Steve Cohen Is Annoyed — And the Mets Should Be Too

Steve Cohen says he’s annoyed with the Mets’ lack of postseason success. After $300M payrolls, frustration in Queens is reaching a boiling point.

Steve Cohen admits he’s annoyed after six seasons without a title. With another massive payroll, the pressure in Queens is real.
(Rich Storry/Getty Images)

Steve Cohen isn’t hiding it anymore.

The New York Mets owner, now entering his sixth season in charge, said it plainly: he’s annoyed. Not slightly disappointed. Not cautiously optimistic. Annoyed.

And honestly? He should be.

When Cohen bought the Mets before the 2021 season, he didn’t come in quietly. He didn’t promise patience. He didn’t preach “trust the process.” He basically put a five-year clock on himself and said if he didn’t win a World Series by then, he’d be disappointed.

Five years are up.

No parade.

Two playoff appearances. One Wild Card exit. One near-miss in 2024. And a 2025 collapse that wiped out whatever momentum this thing was supposed to have.

For a franchise spending north of $300 million annually, that’s not just frustrating — it’s embarrassing.

“I’m absolutely annoyed,” Cohen admitted to reporters.

Good.

If the owner writing $364 million in payroll checks isn’t annoyed, that’s a bigger problem.

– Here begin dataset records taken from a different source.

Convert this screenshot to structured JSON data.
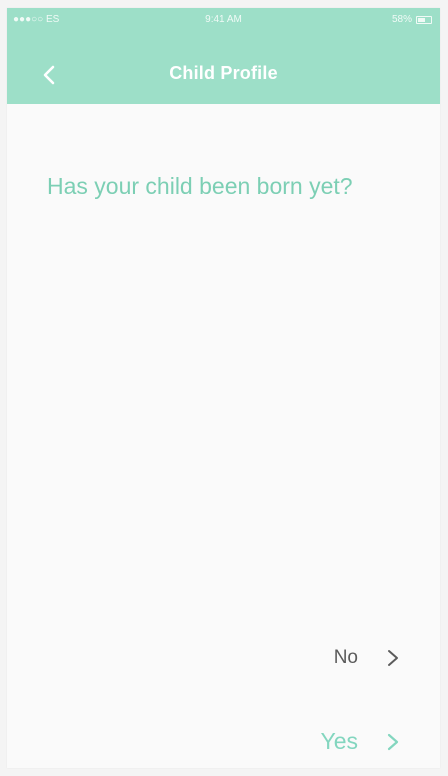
{
  "status_bar": {
    "carrier": "●●●○○ ES",
    "time": "9:41 AM",
    "battery": "58%"
  },
  "header": {
    "title": "Child Profile",
    "back_icon": "chevron-left-icon"
  },
  "question": {
    "text": "Has your child been born yet?"
  },
  "answers": {
    "no": {
      "label": "No",
      "icon": "chevron-right-icon"
    },
    "yes": {
      "label": "Yes",
      "icon": "chevron-right-icon"
    }
  },
  "colors": {
    "header_bg": "#9ddfc8",
    "accent": "#7ccfb4",
    "text_dark": "#5b5b5b",
    "background": "#fafafa"
  }
}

Money Isn’t the Problem — Results Are

Let’s get this straight: Cohen has done his part financially.

The Mets are not a small-market team pretending to compete. They are spending at Dodgers-level territory. Cohen even acknowledged that Los Angeles is “formidable,” while casually reminding everyone he can spend too.

And he has.

This offseason alone brought in Bo Bichette. Freddy Peralta. Jorge Polanco. Devin Williams. Marcus Semien. Luis Robert Jr. That’s not tinkering around the edges. That’s a full roster reset.

Meanwhile, franchise staples like Pete Alonso, Edwin Díaz, Brandon Nimmo, and Jeff McNeil are gone.

But here’s the uncomfortable truth: throwing money at the problem hasn’t made it sustainable yet.

Cohen originally preached building a long-term winner — a Dodgers-style machine. Instead, the Mets have been volatile. Up one year. Down the next. Competitive, then chaotic.

A 0-70 record when trailing after eight innings last season? That’s not just randomness. That’s a team without late-game resilience.

Cohen says “table stakes” is making the playoffs.

For this payroll? Table stakes should be October baseball with home-field advantage.


The Pressure Is Real Now

The honeymoon phase of ownership is over.

Cohen can talk about being more “seasoned.” He can say he’s not picking the players. He can defer to David Stearns and the baseball operations department.

But here’s the reality: when you buy a franchise for $2.4 billion and position yourself as the aggressive owner willing to outspend anyone, expectations skyrocket.

This isn’t about making the Wild Card anymore.

It’s about legitimacy.

The Dodgers don’t just spend. They win. Repeatedly. They’ve built a culture where postseason appearances are routine.

The Mets? They’re still chasing consistency.

Cohen said the idea is to “keep putting yourself in that position year in, year out, which we haven’t done.”

That’s the key line.

Because at some point, frustration has to turn into accountability. If 2026 ends without a playoff berth — especially after another massive payroll spike — the heat won’t just fall on the roster.

It’ll hit the front office.

It’ll hit the dugout.

And eventually, it circles back to ownership.


Annoyed Is a Start — But It’s Not Enough

Mets fans don’t need another winter headline about spending. They don’t need another spring speech about competitiveness.

They need October baseball that lasts.

Cohen's annoyance is a good sign. It means he feels the failure. It means he understands the expectations. It means he’s not pretending everything is fine because the balance sheet looks strong.

But in New York, annoyance doesn’t buy patience.

Winning does.

And if this version of the Mets doesn’t deliver, Cohen’s frustration is going to turn into something much louder than a spring training quote.